Sex-Based Differences in Common Sports Injuries

Cordelia W. Carter, MD; Mary Lloyd Ireland, MD; Anthony E. Johnson, MD; William N. Levine, MD; Scott Martin, MD; Asheesh Bedi, MD; Elizabeth G. Matzkin, MD

Disclosures

J Am Acad Orthop Surg. 2018;26(13):447-454. 

In This Article

Shoulder Instability

Atraumatic Shoulder Instability

As the most mobile of the major joints, the glenohumeral joint depends on a combination of soft-tissue restraints, dynamic muscular forces, and bony morphology for stability. Owens et al[26] investigated the role of osseous anatomy in providing shoulder stability and found that a patient whose glenoid is tall and thin has a higher risk of instability than one whose glenoid is short and wide. Subsequent investigators have observed that glenoid morphology varies markedly by race and sex;[27,28] compared with males, females have markedly smaller glenoids, with higher inclination angles.[27] In addition, height-to-width ratios of glenoids markedly differ between males and females; the functional importance of this finding is that the glenoid is more oval in shape (tall and thin) in females and rounder in males.[28] These anatomic findings substantiate that females should have higher rates of shoulder instability than males because the glenoid morphology in females favors instability. The combination of innate osseous vulnerability, increased shoulder range of motion, and greater prevalence of generalized ligamentous laxity[30] in females likely contributes to the higher rates of atraumatic multidirectional shoulder instability seen in this population. Thus, although sex-based anatomic risk factors for shoulder instability are fairly well characterized, little information is available regarding sex-based differences in treatment and functional outcomes for patients with atraumatic shoulder instability.

Traumatic Anterior Shoulder Instability

In the general population, the incidence of traumatic glenohumeral dislocations is relatively low, with 0.08 to 0.24 dislocations occurring per 1,000 person-years.[31] The incidence of traumatic shoulder instability is more than seven times greater in the military population, increasing to 1.69 per 1,000 person-years; most of these dislocations are observed in cadets.[31] Research on the incidence of traumatic shoulder instability as a function of the patient's sex has revealed that traumatic dislocations occur twice as often in males than in females.[32] In fact, Zacchilli and Owens[32] found that males are 2.6 times more likely to present to the emergency department with a shoulder dislocation than are females.

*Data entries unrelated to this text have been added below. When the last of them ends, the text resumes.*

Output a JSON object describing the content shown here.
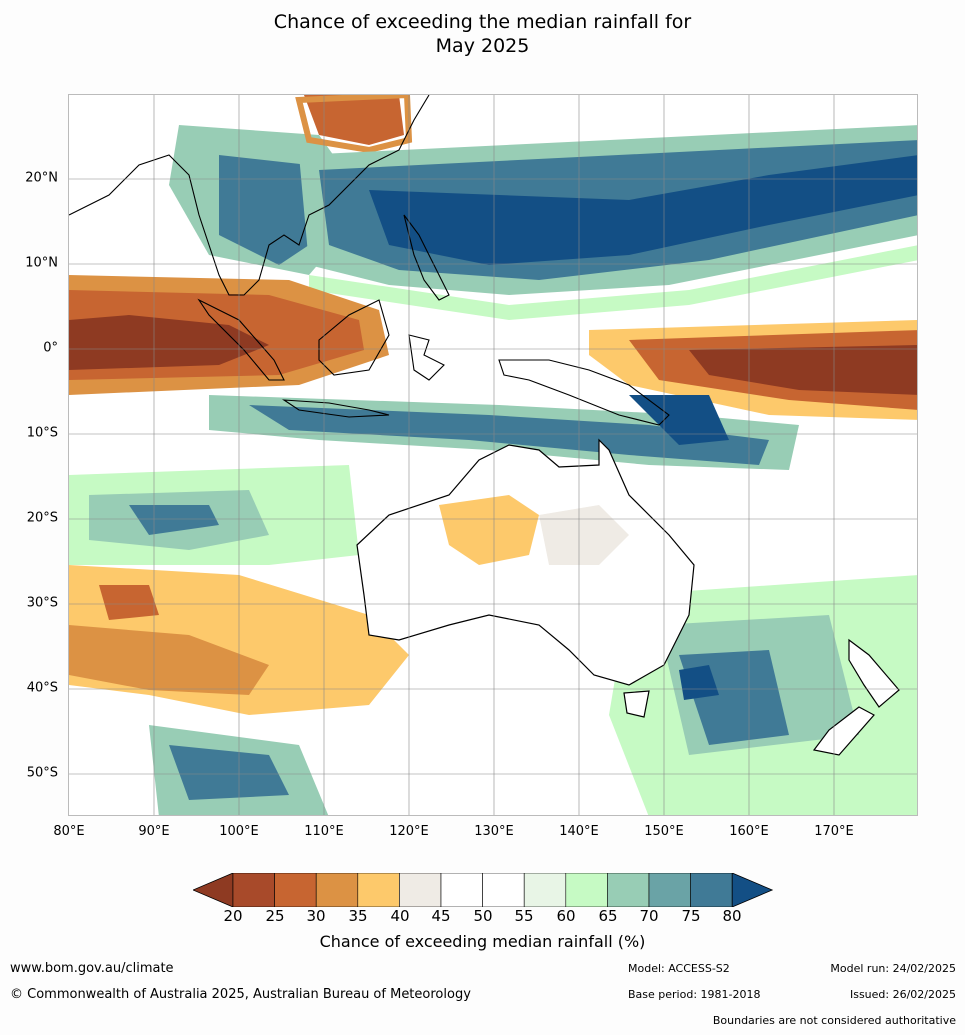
{
  "title": {
    "line1": "Chance of exceeding the median rainfall for",
    "line2": "May 2025"
  },
  "axes": {
    "lat_labels": [
      "20°N",
      "10°N",
      "0°",
      "10°S",
      "20°S",
      "30°S",
      "40°S",
      "50°S"
    ],
    "lon_labels": [
      "80°E",
      "90°E",
      "100°E",
      "110°E",
      "120°E",
      "130°E",
      "140°E",
      "150°E",
      "160°E",
      "170°E"
    ]
  },
  "colorbar": {
    "title": "Chance of exceeding median rainfall (%)",
    "ticks": [
      "20",
      "25",
      "30",
      "35",
      "40",
      "45",
      "50",
      "55",
      "60",
      "65",
      "70",
      "75",
      "80"
    ],
    "colors": [
      "#8e3a22",
      "#a84a2a",
      "#c76531",
      "#dc9244",
      "#fdc96b",
      "#efebe5",
      "#ffffff",
      "#ffffff",
      "#e8f5e6",
      "#c6fac4",
      "#98cdb5",
      "#6aa3a6",
      "#407a96",
      "#134f85"
    ]
  },
  "footer": {
    "website": "www.bom.gov.au/climate",
    "copyright": "© Commonwealth of Australia 2025, Australian Bureau of Meteorology",
    "model": "Model: ACCESS-S2",
    "base_period": "Base period: 1981-2018",
    "model_run": "Model run: 24/02/2025",
    "issued": "Issued: 26/02/2025",
    "disclaimer": "Boundaries are not considered authoritative"
  }
}
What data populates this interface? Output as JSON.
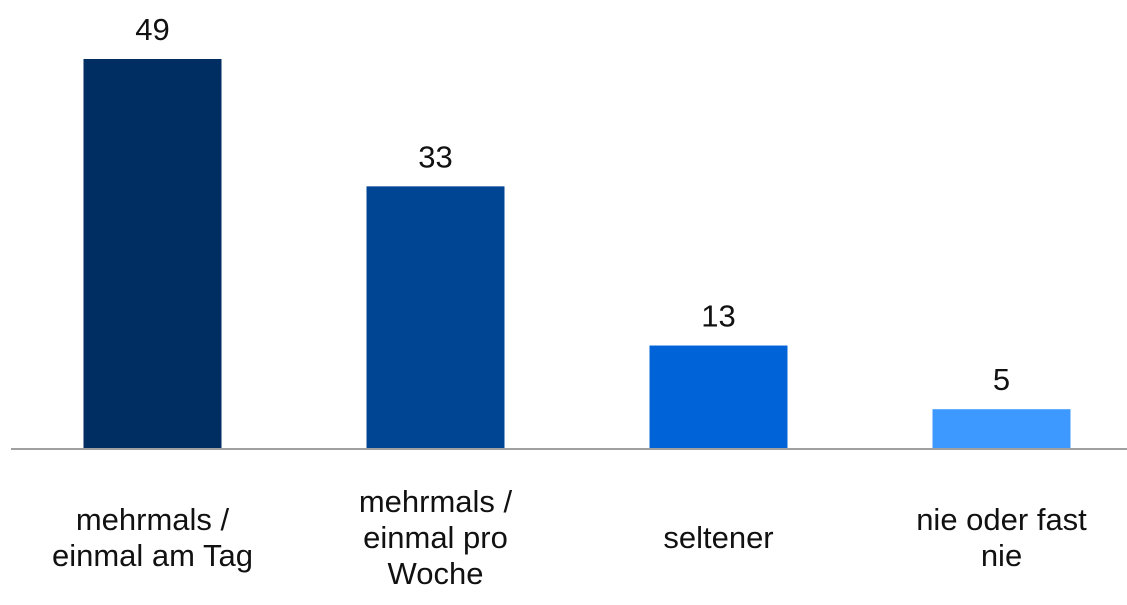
{
  "chart_data": {
    "type": "bar",
    "categories": [
      [
        "mehrmals /",
        "einmal am Tag"
      ],
      [
        "mehrmals /",
        "einmal pro",
        "Woche"
      ],
      [
        "seltener"
      ],
      [
        "nie oder fast",
        "nie"
      ]
    ],
    "values": [
      49,
      33,
      13,
      5
    ],
    "colors": [
      "#002d62",
      "#004494",
      "#0064d8",
      "#3d99ff"
    ],
    "axis_color": "#a0a0a0",
    "ylim": [
      0,
      49
    ],
    "grid": false,
    "legend": "none",
    "title": "",
    "xlabel": "",
    "ylabel": ""
  }
}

Traumatic dislocations have also been found to have an inverse relationship with age and a direct relationship to activity level.[32]

In addition to males having an increased risk of initial traumatic shoulder instability relative to females, this population has also shown an increased risk of developing recurrent shoulder instability after an initial traumatic dislocation. In their investigation into the risk factors and functional outcomes for young patients with recurrent shoulder instability after an initial traumatic dislocation, Robinson et al[33] found that the mean time to the development of recurrent instability was 13.3 months, with the peak risk of recurrence at 24 months. Univariate analysis demonstrated that age, sex, generalized ligamentous laxity, participation in and intensity of sports, and return to contact sports were all contributing factors to the development of recurrent shoulder instability. However, after multivariate analysis, only male sex and younger age were independently predictive of recurrent instability. The risk of recurrent instability was lower for females of all age groups compared with their age-matched male counterparts.[33] Thus, although a variety of injury- and patient-related factors may contribute to the risk of recurrent shoulder instability, the risk is highest in athletic young males.[33]

As yet, there has been little investigation into possible sex-based differences in the outcomes after surgical stabilization of the shoulder. In addition to this paucity of data, concern has been raised that the outcomes measures used in clinical research may not be valid for all patients: sex-based differences have been noted for the normalized scores of commonly used functional outcomes measures, such as the Constant-Murley score.[34] Methodologically sound, adequately powered studies that use validated, sex-neutral outcomes measures are needed to best understand how athletes' sex affects their risk of shoulder instability as well as its treatment and outcomes.